Darum bist du hier richtig:

Deine Schulhefter sind perfekt organisiert – du findest wieder, wonach du suchst. Du arbeitest nicht nur sorgfältig, deine Mitschüler vertrauen dir und können jederzeit mit ihren Problemen zu dir kommen. Denn du bist sowohl verschwiegen als auch gut im Vermitteln. In der Ausbildung zum/zur Notarfachgestellten kannst du diese Stärken einbringen, wenn du in die Beurkundung von Rechtsgeschäften eingebunden wirst – eine spannende Aufgabe mit viel Abwechslung.

Voraussetzungen

Das wünscht sich dein Arbeitgeber:

  • Einen guten Realschulabschluss oder die Hochschulreife

  • Ein Händchen für Organisation

  • Eine sorgfältige Arbeitsweise

Du bist perfekt für den Job, wenn du:

  • Geheimnisse für dich behalten kannst

  • Dich für die Bedürfnisse anderer interessierst

  • Die Fähigkeit, sich gut auszudrücken

Ausbildung zum/zur Notarfachgestellten: Büroarbeit für Schreibtalente

Deine Aufgaben: Schreiben, sortieren und kommunizieren

Berufsbild Notarfachangestellte/r

Du als Organisationstalent sitzt gerne am Schreibtisch. Das ist gut, denn das wirst du auch während deinem beruflichen Alltag in der Ausbildung zum/zur Notarfachgestellten. Klingt langweilig, wird aber total interessant sein, weil du immer wieder mit anderen Menschen zu tun hast und wechselnde Aufträge dieser sogenannten Mandanten betreust. Deine Aufgabe wird sein, die Beurkundung von Rechtsgeschäften vorzubereiten und zu begleiten. Du beschäftigst dich unter anderem mit folgenden Bereichen:

  • Haus- und Wohnungskauf
  • Ehevertrag
  • Vorsorgevollmacht
  • Testament

Im ersten Schritt nimmst du Beurkundungsaufträge entgegen und holst Informationen ein. Dazu stellst du Kontakt zu Gerichten und Behörden her.
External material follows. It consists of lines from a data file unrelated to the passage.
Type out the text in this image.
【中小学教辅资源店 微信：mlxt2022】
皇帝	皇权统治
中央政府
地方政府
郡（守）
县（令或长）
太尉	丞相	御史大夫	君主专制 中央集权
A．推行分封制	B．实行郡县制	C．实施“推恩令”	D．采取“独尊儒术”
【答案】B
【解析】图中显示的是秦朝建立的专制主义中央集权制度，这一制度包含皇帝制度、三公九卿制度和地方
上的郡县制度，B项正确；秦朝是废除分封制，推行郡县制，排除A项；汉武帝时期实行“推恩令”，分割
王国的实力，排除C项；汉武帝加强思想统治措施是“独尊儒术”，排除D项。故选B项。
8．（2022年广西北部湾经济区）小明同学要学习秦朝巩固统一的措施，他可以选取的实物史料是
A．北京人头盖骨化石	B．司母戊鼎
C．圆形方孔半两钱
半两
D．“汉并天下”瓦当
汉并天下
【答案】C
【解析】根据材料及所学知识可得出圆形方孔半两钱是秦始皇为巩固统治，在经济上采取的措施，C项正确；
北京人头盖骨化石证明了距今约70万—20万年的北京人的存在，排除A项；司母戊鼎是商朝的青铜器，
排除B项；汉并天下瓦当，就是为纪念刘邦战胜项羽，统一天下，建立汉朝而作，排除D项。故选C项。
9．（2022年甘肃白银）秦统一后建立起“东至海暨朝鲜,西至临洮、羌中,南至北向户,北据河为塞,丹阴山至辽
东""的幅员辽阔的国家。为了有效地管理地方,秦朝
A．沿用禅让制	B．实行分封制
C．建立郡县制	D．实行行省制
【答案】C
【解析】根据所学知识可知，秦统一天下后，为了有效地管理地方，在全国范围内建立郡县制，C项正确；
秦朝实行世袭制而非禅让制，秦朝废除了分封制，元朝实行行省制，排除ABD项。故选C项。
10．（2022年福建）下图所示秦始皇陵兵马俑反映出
Generell übernimmst du große Teile des schriftlichen Austauschs zwischen Mandant, Gericht, Behörde und Bank – weshalb auch dein Talent für gute Ausdrucksweise so von Bedeutung ist. In deiner Ausbildung zum/zur Notarfachgestellten wirst du viel mit Schriftstücken wie Erbscheinanträgen, Vollmachten, Unterschriftsbeglaubigungen und eidesstattlichen Versicherungen zu tun haben. Du darfst sogar selbstständig Urkundenentwürfe vorbereiten.
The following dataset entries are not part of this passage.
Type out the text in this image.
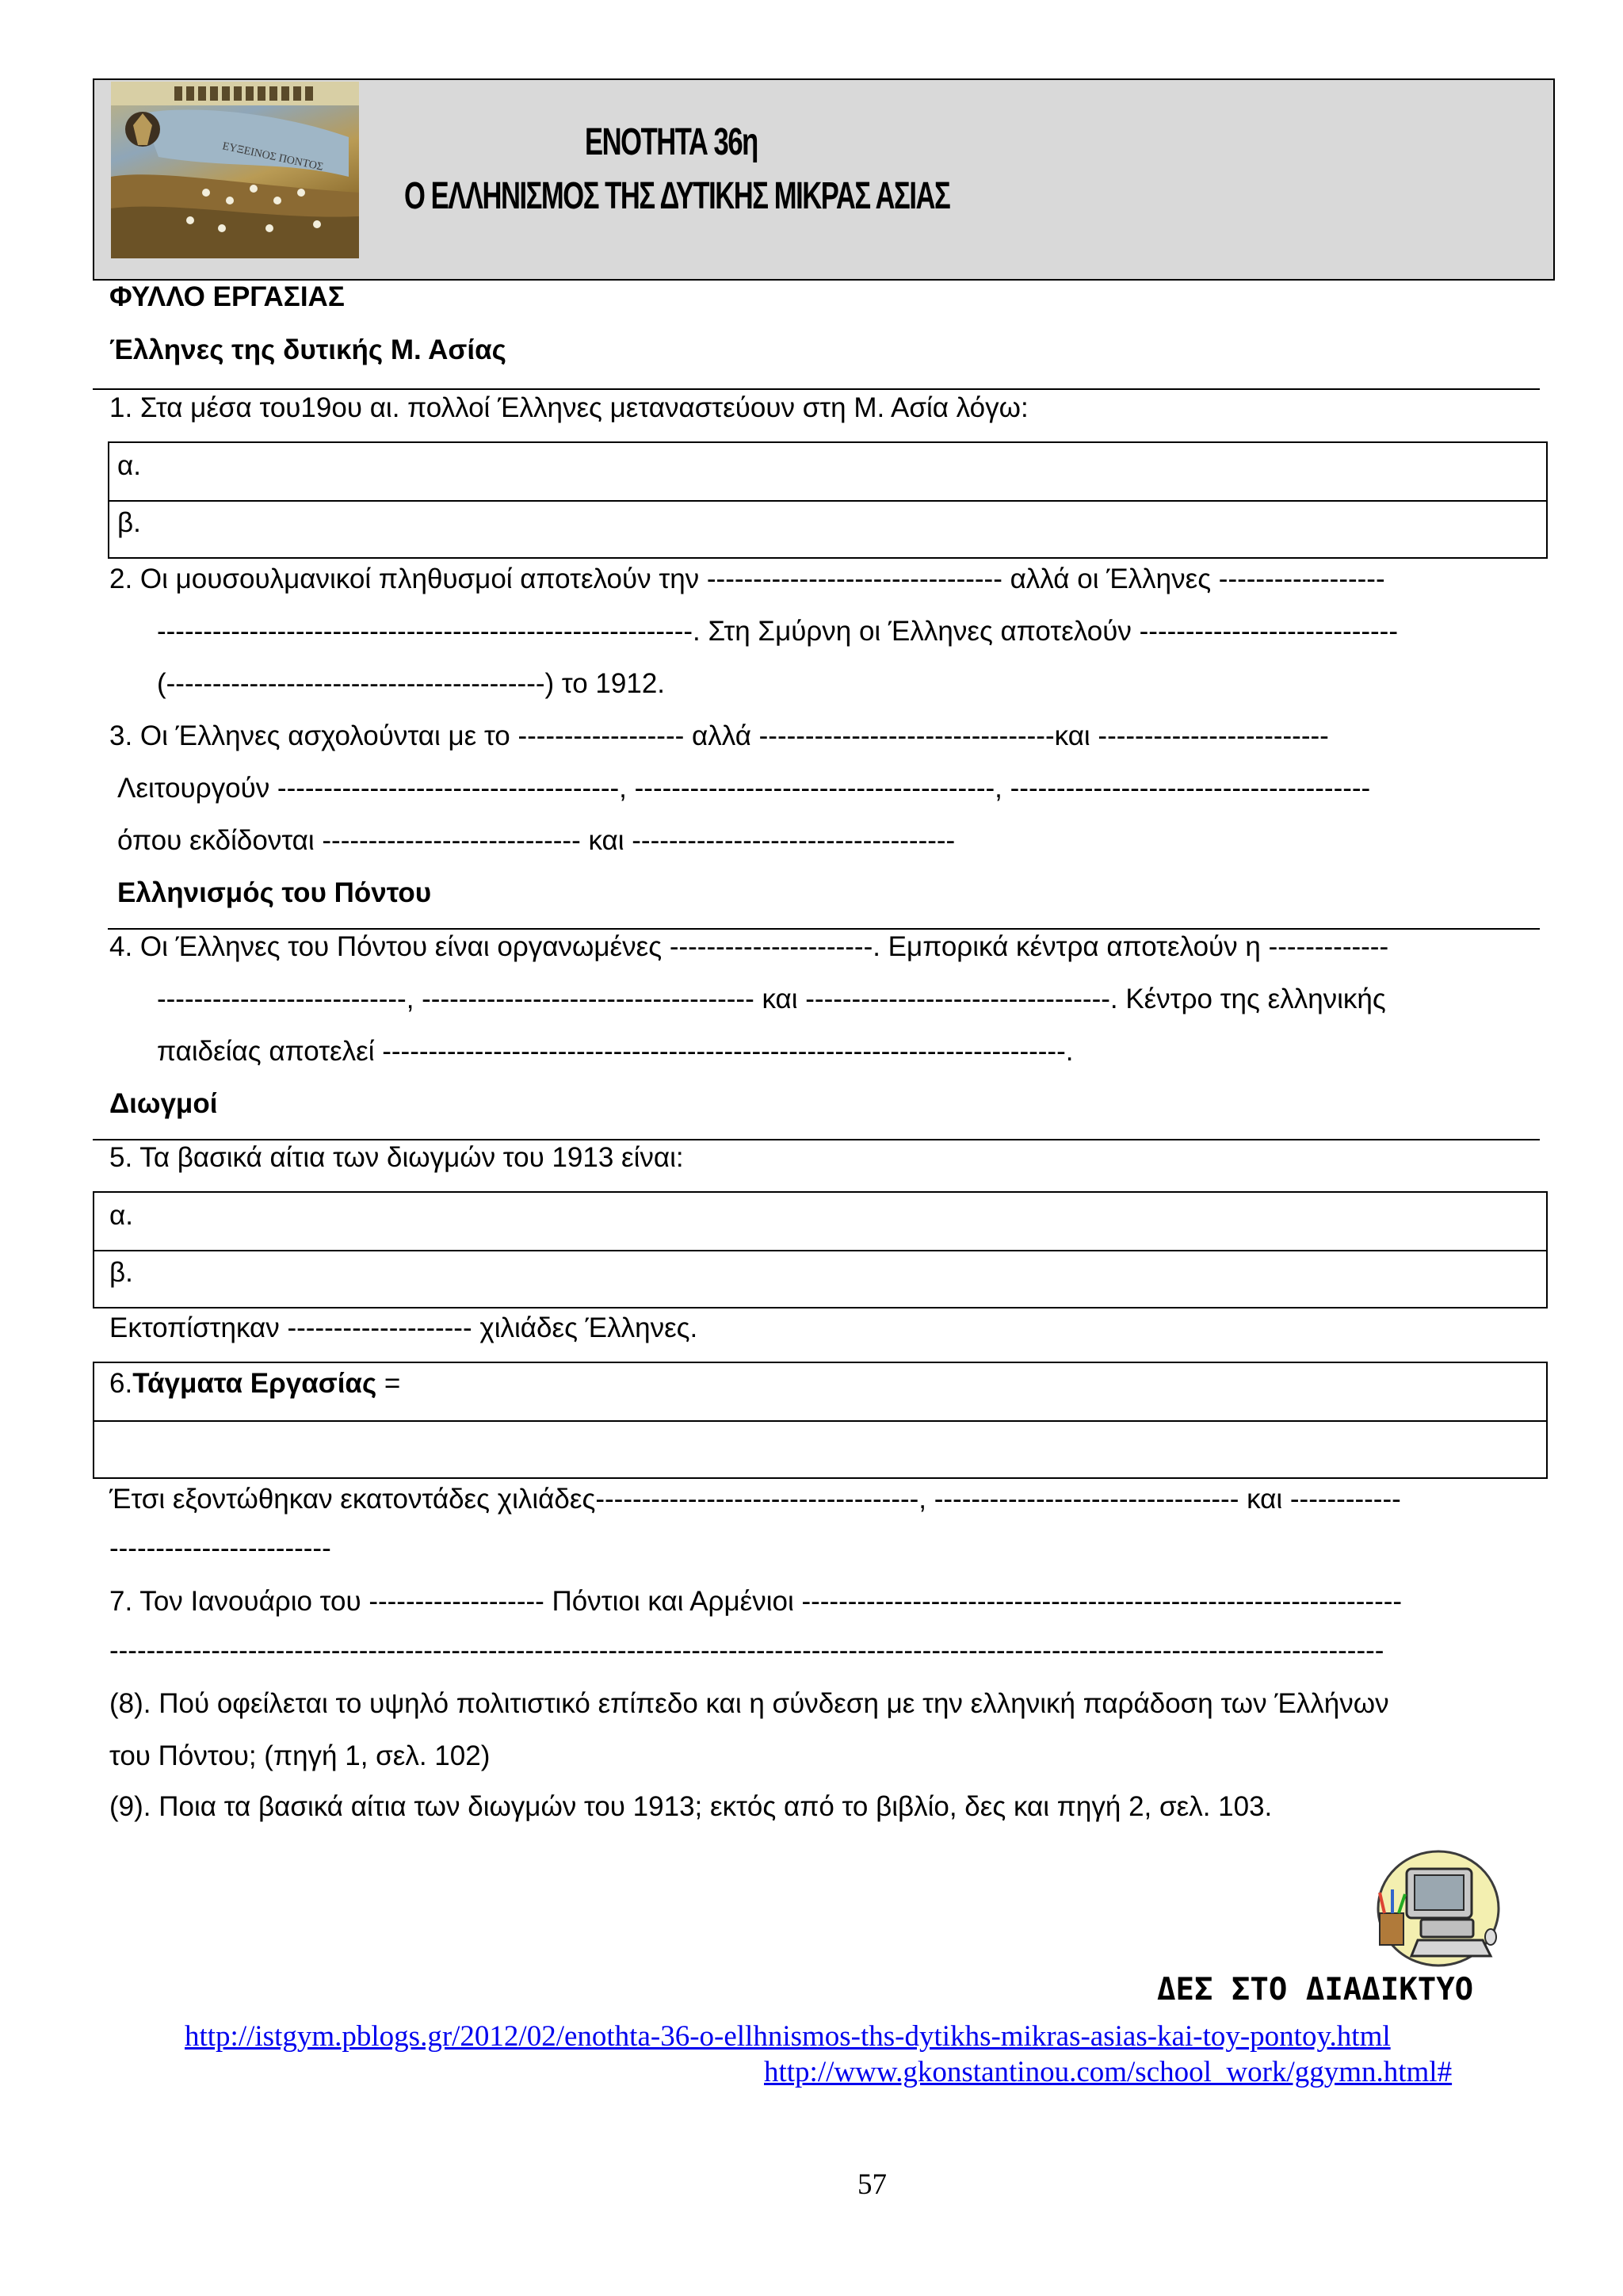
ΕΥΞΕΙΝΟΣ ΠΟΝΤΟΣ	ΕΝΟΤΗΤΑ 36η
Ο ΕΛΛΗΝΙΣΜΟΣ ΤΗΣ ΔΥΤΙΚΗΣ ΜΙΚΡΑΣ ΑΣΙΑΣ
ΦΥΛΛΟ ΕΡΓΑΣΙΑΣ
Έλληνες της δυτικής Μ. Ασίας
1. Στα μέσα του19ου αι. πολλοί Έλληνες μεταναστεύουν στη Μ. Ασία λόγω:
α.
β.
2. Οι μουσουλμανικοί πληθυσμοί αποτελούν την -------------------------------- αλλά οι Έλληνες ------------------
----------------------------------------------------------. Στη Σμύρνη οι Έλληνες αποτελούν ----------------------------
(-----------------------------------------) το 1912.
3. Οι Έλληνες ασχολούνται με το ------------------ αλλά --------------------------------και -------------------------
Λειτουργούν -------------------------------------, ---------------------------------------, ---------------------------------------
όπου εκδίδονται ---------------------------- και -----------------------------------
Ελληνισμός του Πόντου
4. Οι Έλληνες του Πόντου είναι οργανωμένες ----------------------. Εμπορικά κέντρα αποτελούν η -------------
---------------------------, ------------------------------------ και ---------------------------------. Κέντρο της ελληνικής
παιδείας αποτελεί --------------------------------------------------------------------------.
Διωγμοί
5. Τα βασικά αίτια των διωγμών του 1913 είναι:
α.
β.
Εκτοπίστηκαν -------------------- χιλιάδες Έλληνες.
6.Τάγματα Εργασίας =
Έτσι εξοντώθηκαν εκατοντάδες χιλιάδες-----------------------------------, --------------------------------- και ------------
------------------------
7. Τον Ιανουάριο του ------------------- Πόντιοι και Αρμένιοι -----------------------------------------------------------------
------------------------------------------------------------------------------------------------------------------------------------------
(8). Πού οφείλεται το υψηλό πολιτιστικό επίπεδο και η σύνδεση με την ελληνική παράδοση των Έλλήνων
του Πόντου; (πηγή 1, σελ. 102)
(9). Ποια τα βασικά αίτια των διωγμών του 1913; εκτός από το βιβλίο, δες και πηγή 2, σελ. 103.
ΔΕΣ ΣΤΟ ΔΙΑΔΙΚΤΥΟ
http://istgym.pblogs.gr/2012/02/enothta-36-o-ellhnismos-ths-dytikhs-mikras-asias-kai-toy-pontoy.html
http://www.gkonstantinou.com/school_work/ggymn.html#
57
Des Weiteren gibt es aber auch Bürotätigkeiten, denen du dich organisiert widmen musst: Besprechungen vorbereiten, wenn Besuch angekündigt ist, Akten führen, Dokumente versiegeln, Korrespondenz bearbeiten, Gebühren berechnen, Rechnungen stellen und Zahlungseingänge überwachen sowie verbuchen.
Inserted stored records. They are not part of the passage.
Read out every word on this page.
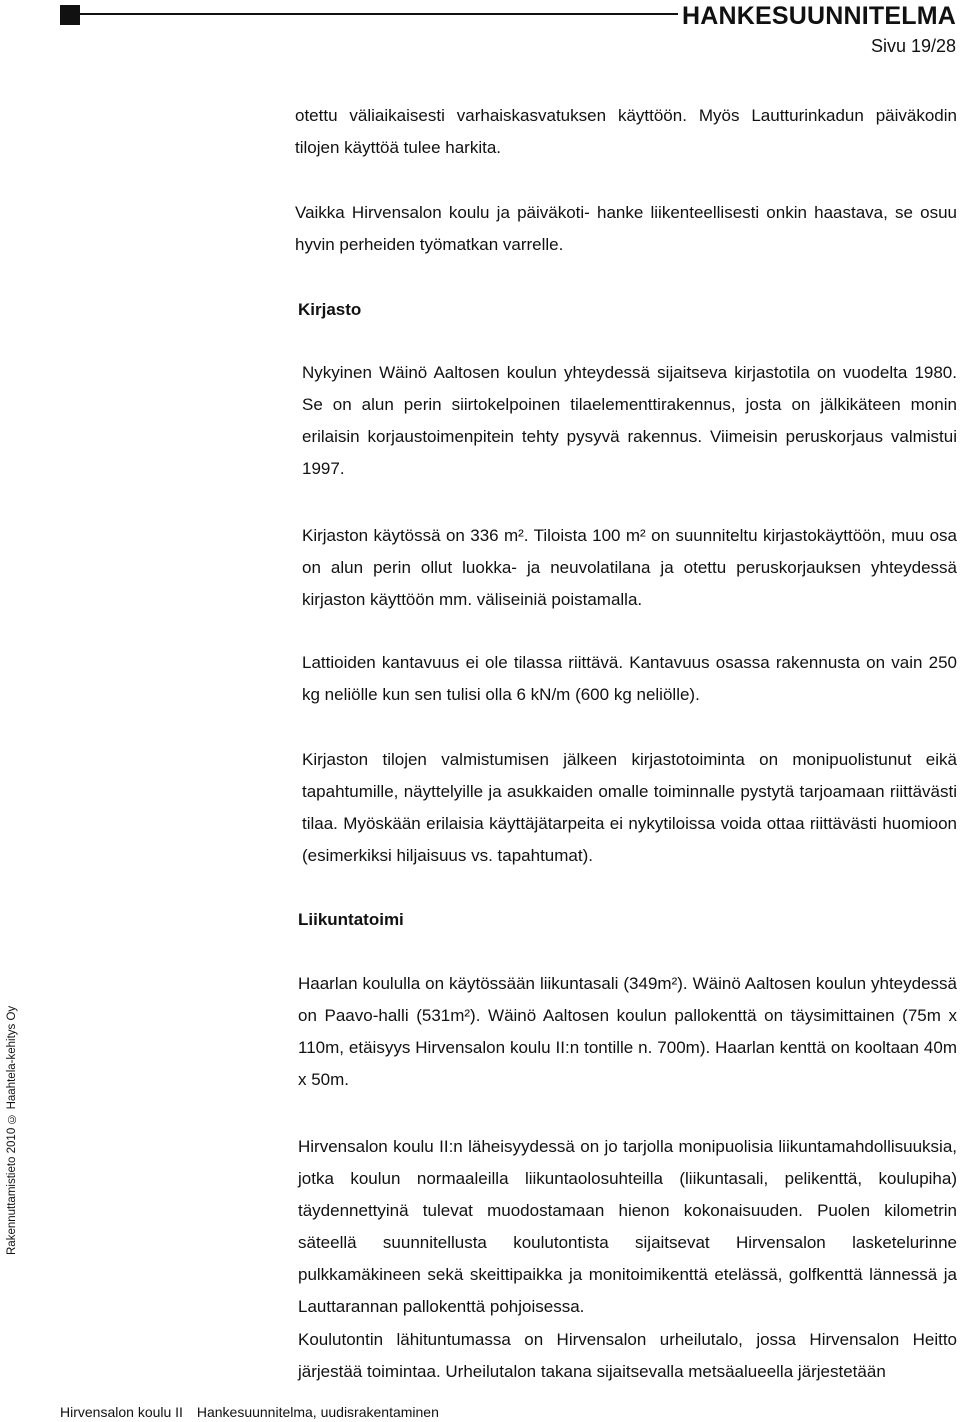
HANKESUUNNITELMA
Sivu 19/28
Rakennuttamistieto 2010 © Haahtela-kehitys Oy

otettu väliaikaisesti varhaiskasvatuksen käyttöön. Myös Lautturinkadun päiväkodin tilojen käyttöä tulee harkita.

Vaikka Hirvensalon koulu ja päiväkoti- hanke liikenteellisesti onkin haastava, se osuu hyvin perheiden työmatkan varrelle.

Kirjasto

Nykyinen Wäinö Aaltosen koulun yhteydessä sijaitseva kirjastotila on vuodelta 1980. Se on alun perin siirtokelpoinen tilaelementtirakennus, josta on jälkikäteen monin erilaisin korjaustoimenpitein tehty pysyvä rakennus. Viimeisin peruskorjaus valmistui 1997.

Kirjaston käytössä on 336 m². Tiloista 100 m² on suunniteltu kirjastokäyttöön, muu osa on alun perin ollut luokka- ja neuvolatilana ja otettu peruskorjauksen yhteydessä kirjaston käyttöön mm. väliseiniä poistamalla.

Lattioiden kantavuus ei ole tilassa riittävä. Kantavuus osassa rakennusta on vain 250 kg neliölle kun sen tulisi olla 6 kN/m (600 kg neliölle).

Kirjaston tilojen valmistumisen jälkeen kirjastotoiminta on monipuolistunut eikä tapahtumille, näyttelyille ja asukkaiden omalle toiminnalle pystytä tarjoamaan riittävästi tilaa. Myöskään erilaisia käyttäjätarpeita ei nykytiloissa voida ottaa riittävästi huomioon (esimerkiksi hiljaisuus vs. tapahtumat).

Liikuntatoimi

Haarlan koululla on käytössään liikuntasali (349m²). Wäinö Aaltosen koulun yhteydessä on Paavo-halli (531m²). Wäinö Aaltosen koulun pallokenttä on täysimittainen (75m x 110m, etäisyys Hirvensalon koulu II:n tontille n. 700m). Haarlan kenttä on kooltaan 40m x 50m.

Hirvensalon koulu II:n läheisyydessä on jo tarjolla monipuolisia liikuntamahdollisuuksia, jotka koulun normaaleilla liikuntaolosuhteilla (liikuntasali, pelikenttä, koulupiha) täydennettyinä tulevat muodostamaan hienon kokonaisuuden. Puolen kilometrin säteellä suunnitellusta koulutontista sijaitsevat Hirvensalon lasketelurinne pulkkamäkineen sekä skeittipaikka ja monitoimikenttä etelässä, golfkenttä lännessä ja Lauttarannan pallokenttä pohjoisessa.

Koulutontin lähituntumassa on Hirvensalon urheilutalo, jossa Hirvensalon Heitto järjestää toimintaa. Urheilutalon takana sijaitsevalla metsäalueella järjestetään

Hirvensalon koulu II Hankesuunnitelma, uudisrakentaminen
Deine Ausbildung in Theorie und Praxis

Notarfachangestellte/r Gehalt

Die Dauer deiner Ausbildung zum/zur Notarfachgestellten ist geregelt und beläuft sich auf drei Jahre. Durchgeführt wird diese dual, was bedeutet, dass du in einer Berufsschule die Theorie lernst und in deinem Betrieb schon richtig mitarbeiten darfst. Am Anfang erhältst du von deinen Kollegen eine Einführung, damit du mit der Vorgehensweise im Unternehmen vertraut bist. Kommst du mit einer Aufgabe nicht weiter oder hast Fragen, bist du definitiv nicht alleine.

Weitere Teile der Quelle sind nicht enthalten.